Illuminazione: impatto minore, ma concreto
L'illuminazione smart incide meno sul risparmio complessivo rispetto al riscaldamento, ma sensori di presenza e spegnimento automatico degli ambienti vuoti evitano gli sprechi più banali, spesso dovuti alla semplice distrazione.
Integrazione con il fotovoltaico
Chi ha un impianto fotovoltaico può ottenere il massimo beneficio collegando la domotica alla produzione di energia: ad esempio programmando l'accensione di elettrodomestici energivori (lavatrice, lavastoviglie, pompa di calore) nelle ore centrali della giornata, quando la produzione solare è più alta, riducendo la dipendenza dalla rete elettrica.
Monitoraggio dei consumi
Un impianto domotico ben configurato permette anche di monitorare i consumi in tempo reale, dispositivo per dispositivo.
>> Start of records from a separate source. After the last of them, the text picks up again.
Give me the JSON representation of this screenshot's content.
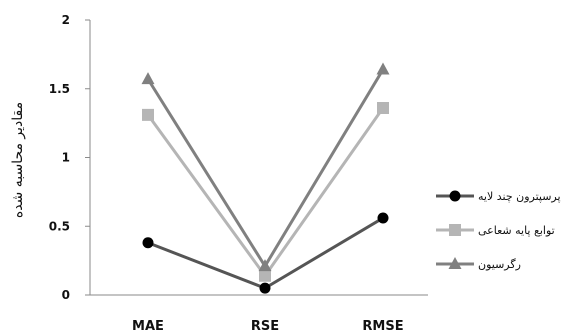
{
  "chart_data": {
    "type": "line",
    "categories": [
      "MAE",
      "RSE",
      "RMSE"
    ],
    "ylabel": "مقادیر محاسبه شده",
    "ylim": [
      0,
      2
    ],
    "yticks": [
      "0",
      "0.5",
      "1",
      "1.5",
      "2"
    ],
    "grid": false,
    "legend_position": "right",
    "series": [
      {
        "name": "پرسپترون چند لایه",
        "values": [
          0.38,
          0.05,
          0.56
        ],
        "color": "#555555",
        "marker": "circle",
        "marker_color": "#000000"
      },
      {
        "name": "توابع پایه شعاعی",
        "values": [
          1.31,
          0.14,
          1.36
        ],
        "color": "#b5b5b5",
        "marker": "square",
        "marker_color": "#b5b5b5"
      },
      {
        "name": "رگرسیون",
        "values": [
          1.57,
          0.21,
          1.64
        ],
        "color": "#808080",
        "marker": "triangle",
        "marker_color": "#808080"
      }
    ]
  }
}
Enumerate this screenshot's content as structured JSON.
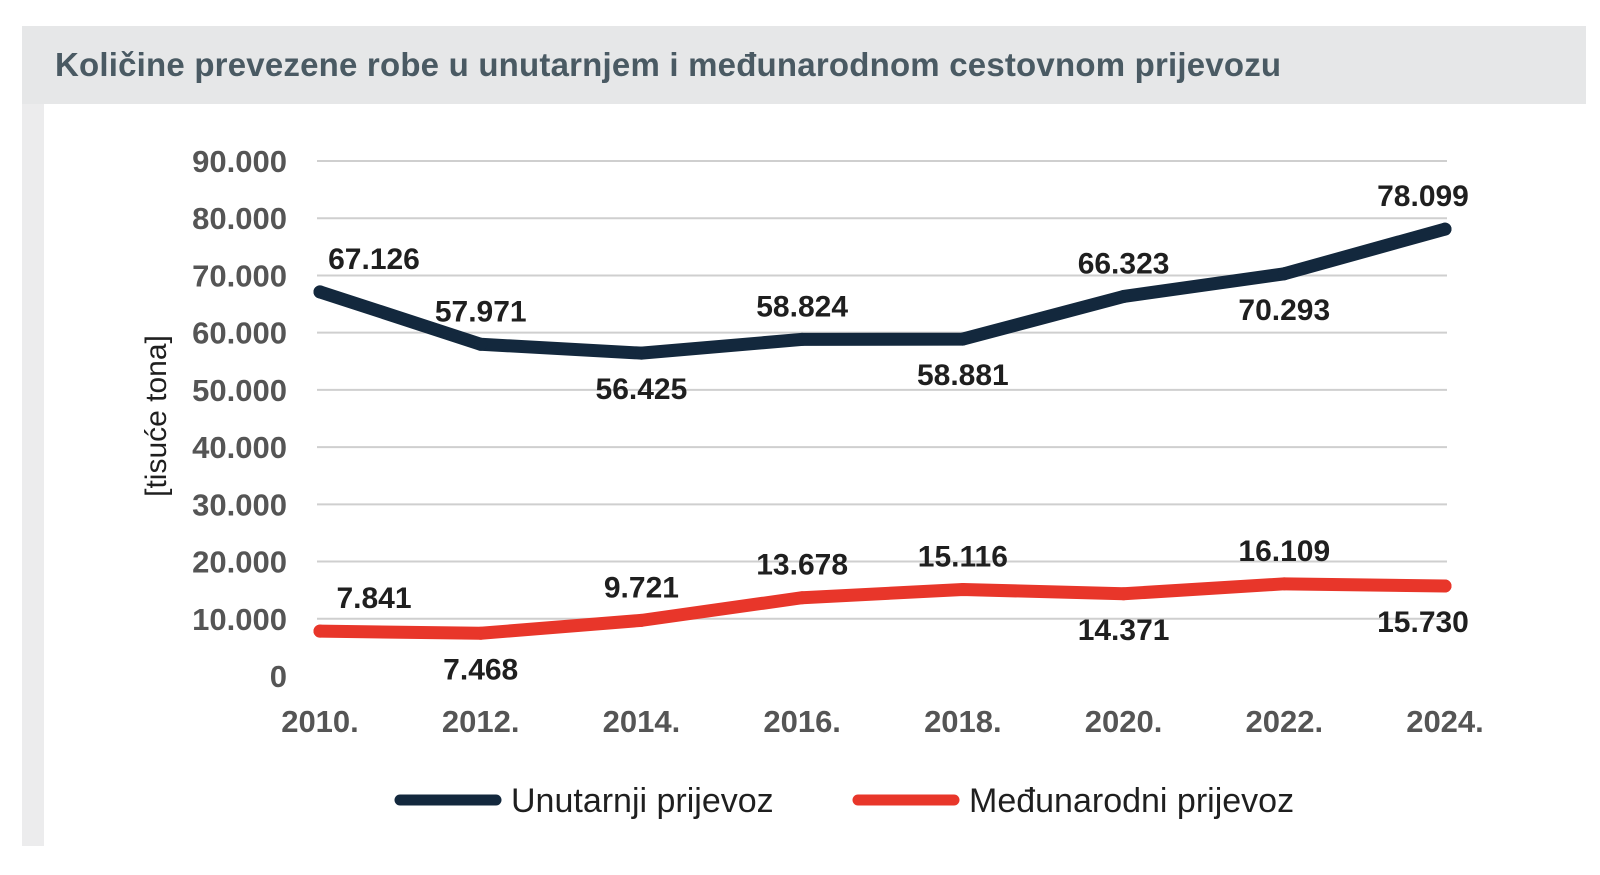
{
  "title": "Količine prevezene robe u unutarnjem i međunarodnom cestovnom prijevozu",
  "chart_data": {
    "type": "line",
    "categories": [
      "2010.",
      "2012.",
      "2014.",
      "2016.",
      "2018.",
      "2020.",
      "2022.",
      "2024."
    ],
    "series": [
      {
        "name": "Unutarnji prijevoz",
        "color": "#13283d",
        "values": [
          67126,
          57971,
          56425,
          58824,
          58881,
          66323,
          70293,
          78099
        ],
        "labels": [
          "67.126",
          "57.971",
          "56.425",
          "58.824",
          "58.881",
          "66.323",
          "70.293",
          "78.099"
        ],
        "label_side": [
          "above",
          "above",
          "below",
          "above",
          "below",
          "above",
          "below",
          "above"
        ]
      },
      {
        "name": "Međunarodni prijevoz",
        "color": "#e8362a",
        "values": [
          7841,
          7468,
          9721,
          13678,
          15116,
          14371,
          16109,
          15730
        ],
        "labels": [
          "7.841",
          "7.468",
          "9.721",
          "13.678",
          "15.116",
          "14.371",
          "16.109",
          "15.730"
        ],
        "label_side": [
          "above",
          "below",
          "above",
          "above",
          "above",
          "below",
          "above",
          "below"
        ]
      }
    ],
    "ylabel": "[tisuće tona]",
    "xlabel": "",
    "ylim": [
      0,
      90000
    ],
    "yticks": [
      0,
      10000,
      20000,
      30000,
      40000,
      50000,
      60000,
      70000,
      80000,
      90000
    ],
    "ytick_labels": [
      "0",
      "10.000",
      "20.000",
      "30.000",
      "40.000",
      "50.000",
      "60.000",
      "70.000",
      "80.000",
      "90.000"
    ],
    "grid": true,
    "legend_position": "bottom"
  }
}
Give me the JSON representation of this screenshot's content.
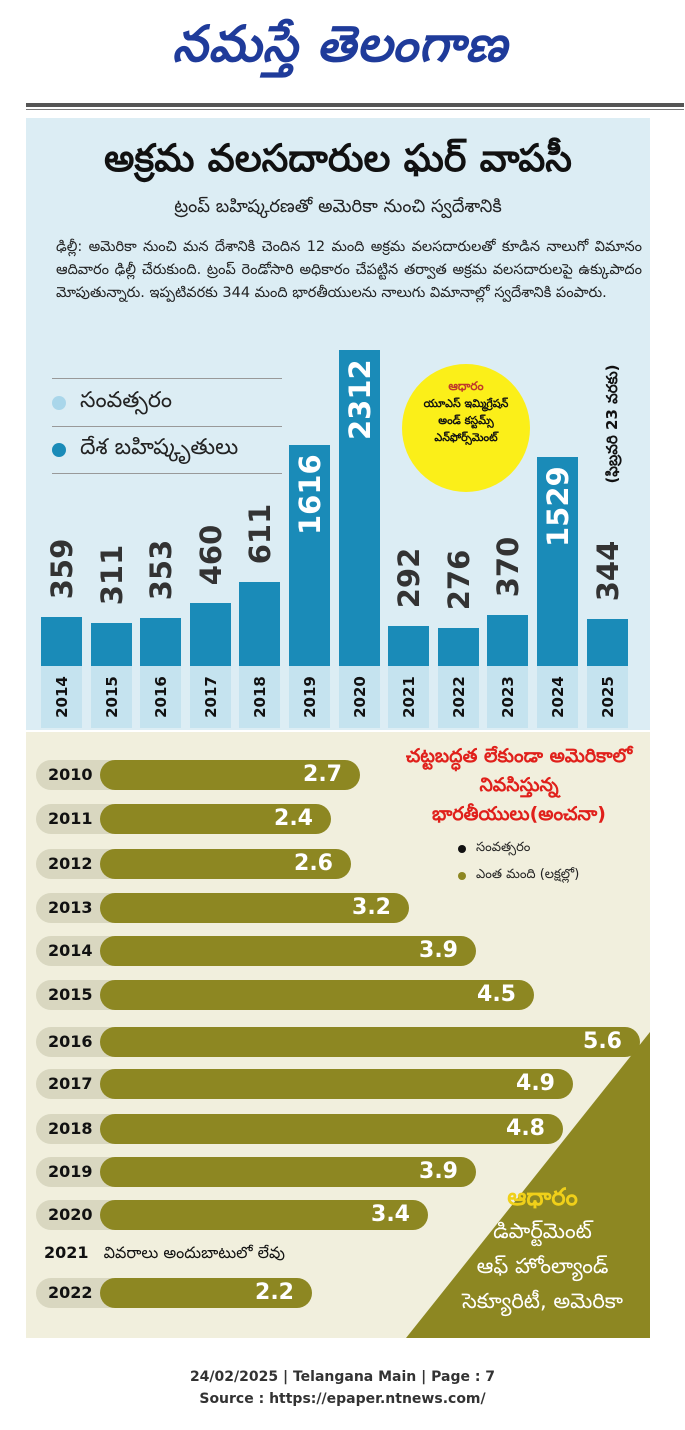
{
  "masthead": {
    "name": "నమస్తే తెలంగాణ"
  },
  "article": {
    "headline": "అక్రమ వలసదారుల ఘర్ వాపసీ",
    "subhead": "ట్రంప్ బహిష్కరణతో అమెరికా నుంచి స్వదేశానికి",
    "body": "ఢిల్లీ: అమెరికా నుంచి మన దేశానికి చెందిన 12 మంది అక్రమ వలసదారులతో కూడిన నాలుగో విమానం ఆదివారం ఢిల్లీ చేరుకుంది. ట్రంప్ రెండోసారి అధికారం చేపట్టిన తర్వాత అక్రమ వలసదారులపై ఉక్కుపాదం మోపుతున్నారు. ఇప్పటివరకు 344 మంది భారతీయులను నాలుగు విమానాల్లో స్వదేశానికి పంపారు."
  },
  "colors": {
    "bar_blue": "#1a8bb8",
    "year_box": "#c5e3ef",
    "legend_dot_light": "#a9d6ea",
    "olive": "#8d8722",
    "red_title": "#e0201b",
    "badge_yellow": "#fbef19",
    "masthead_blue": "#1f3b9a"
  },
  "chart_data": [
    {
      "type": "bar",
      "legend": [
        "సంవత్సరం",
        "దేశ బహిష్కృతులు"
      ],
      "categories": [
        "2014",
        "2015",
        "2016",
        "2017",
        "2018",
        "2019",
        "2020",
        "2021",
        "2022",
        "2023",
        "2024",
        "2025"
      ],
      "values": [
        359,
        311,
        353,
        460,
        611,
        1616,
        2312,
        292,
        276,
        370,
        1529,
        344
      ],
      "source_label": "ఆధారం",
      "source": "యూఎస్ ఇమ్మిగ్రేషన్ అండ్ కస్టమ్స్ ఎన్‌ఫోర్స్‌మెంట్",
      "note_2025": "(ఫిబ్రవరి 23 వరకు)"
    },
    {
      "type": "bar",
      "orientation": "horizontal",
      "title": "చట్టబద్ధత లేకుండా అమెరికాలో నివసిస్తున్న భారతీయులు(అంచనా)",
      "legend": [
        "సంవత్సరం",
        "ఎంత మంది (లక్షల్లో)"
      ],
      "categories": [
        "2010",
        "2011",
        "2012",
        "2013",
        "2014",
        "2015",
        "2016",
        "2017",
        "2018",
        "2019",
        "2020",
        "2021",
        "2022"
      ],
      "values": [
        2.7,
        2.4,
        2.6,
        3.2,
        3.9,
        4.5,
        5.6,
        4.9,
        4.8,
        3.9,
        3.4,
        null,
        2.2
      ],
      "missing_note": "వివరాలు అందుబాటులో లేవు",
      "source_label": "ఆధారం",
      "source": [
        "డిపార్ట్‌మెంట్",
        "ఆఫ్ హోంల్యాండ్",
        "సెక్యూరిటీ, అమెరికా"
      ]
    }
  ],
  "footer": {
    "line1": "24/02/2025 | Telangana Main | Page : 7",
    "line2": "Source : https://epaper.ntnews.com/"
  }
}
Questo aiuta a individuare sprechi che altrimenti resterebbero nascosti nella bolletta complessiva, come un elettrodomestico vecchio che consuma più del previsto.
Da dove iniziare
Se l'obiettivo principale è il risparmio, conviene partire dal riscaldamento: è la voce di spesa più alta ed è anche quella in cui l'automazione ha l'impatto più immediato e misurabile.